I was asked two questions repeatedly — “Are you going to sue?” and “Did you see the white light?”  My husband wanted to sue, but looking back I believe he just wanted someone to suffer the way that our family had.  A couple of months after the event, I attended the wake of a 14 year old girl, and that was when the emotional flood gates opened.  I felt deep guilt for being alive while this child who had had her whole life ahead of her was gone.  Now, I had no choice — the emotional impact of the incident that almost took my life was here for me to deal with whether I liked it or not.

I met with my orthopedic surgeon a few months after the incident, and we started to discuss what had happened.  As he began to share with me what that day was like for him, he became overwhelmed with emotion and struggled to continue.  Seeing a member of the care team express their suppressed feelings towards the matter led me to realize that this event didn’t just affect my family and me but the care team as well.

It was time to make some decisions. The first being, that I would not pursue litigation.  My reasoning was quite simple – I was alive.

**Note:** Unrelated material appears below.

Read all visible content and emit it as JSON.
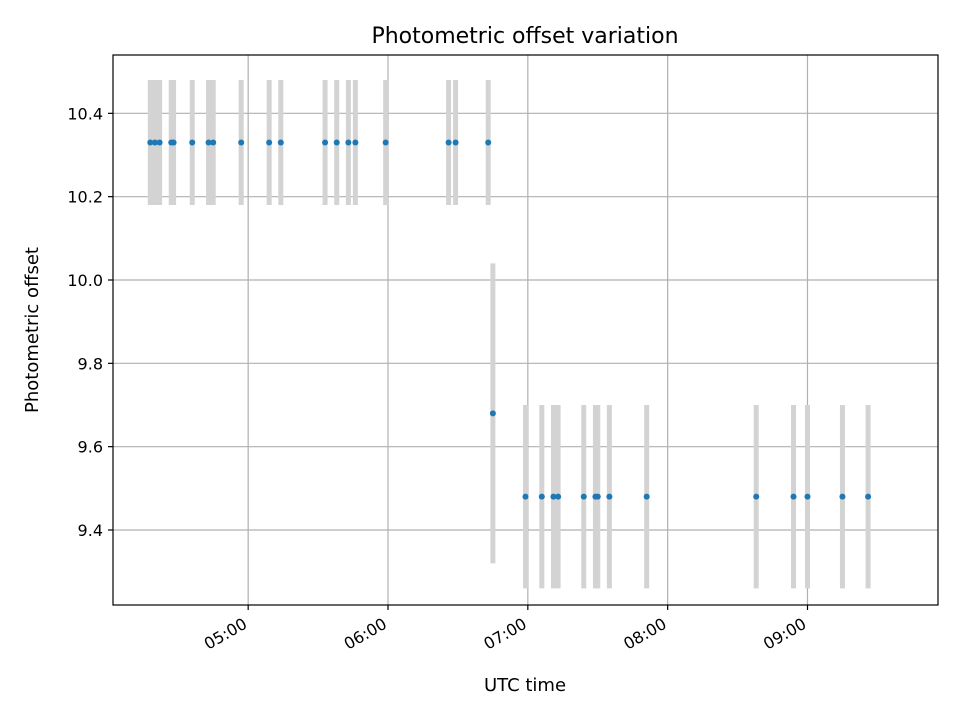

I didn’t have any lingering physical problems, and I thought my family and I had been through enough.  The second decision I made was to “get back on the horse” and reschedule surgery.  I then called Dr. van Pelt so I could let him know that I didn’t blame him and that I believed this was a truly unanticipated outcome. this conversation which was extremely healing for me and enabled me to move on.

I began to realize that this was bigger than me.  More than likely, other patients and families as well as clinicians were not being emotionally supported following unexpected outcomes and medical errors.  It became clearer that there were many reasons for this (fear of litigation, the healthcare culture, no infrastructure for emotional support, etc.).   I felt compelled to change the system which had failed me.  I experienced an incredible sense of responsibility because I was one of the lucky ones to have survived. This h ole in the system needed to be filled.

MITSS was incorporated in June of 2002 out of the crucial need to create awareness and educate patients, families, and the healthcare community about the emotional impact following adverse events.  Our mission is “To Support Healing and Restore Hope” to all those impacted by unexpected medical outcomes.  We have been proud to offer direct support services through our patient and family educational support groups.  We are available through a toll free number (1-888-36MITSS).  MITSS has actively sought partnerships with healthcare institutions as our goal is to affect a more compassionate culture and foster an atmosphere of mutual respect as well as open and honest communication.

It has been an incredible journey.  I have come to know many others whose experiences mirror my own.  I have spoken to hundreds of patients and family members as well as clinicians who have found themselves on the “sharp end” of an adverse event.  I understand their pain and frustration with the system which does not yet adequately support them.  Their stories serve to inspire me and reaffirm the fact that there is still much work to be done.  The fact remains — even in the safest of healthcare systems, things can and do go wrong.

MITSS was founded so that traditional barriers could be broken down.  My goal is that others do not face the “wall of silence” that I did back in 1999.  We sincerely hope that MITSS can be of service to you.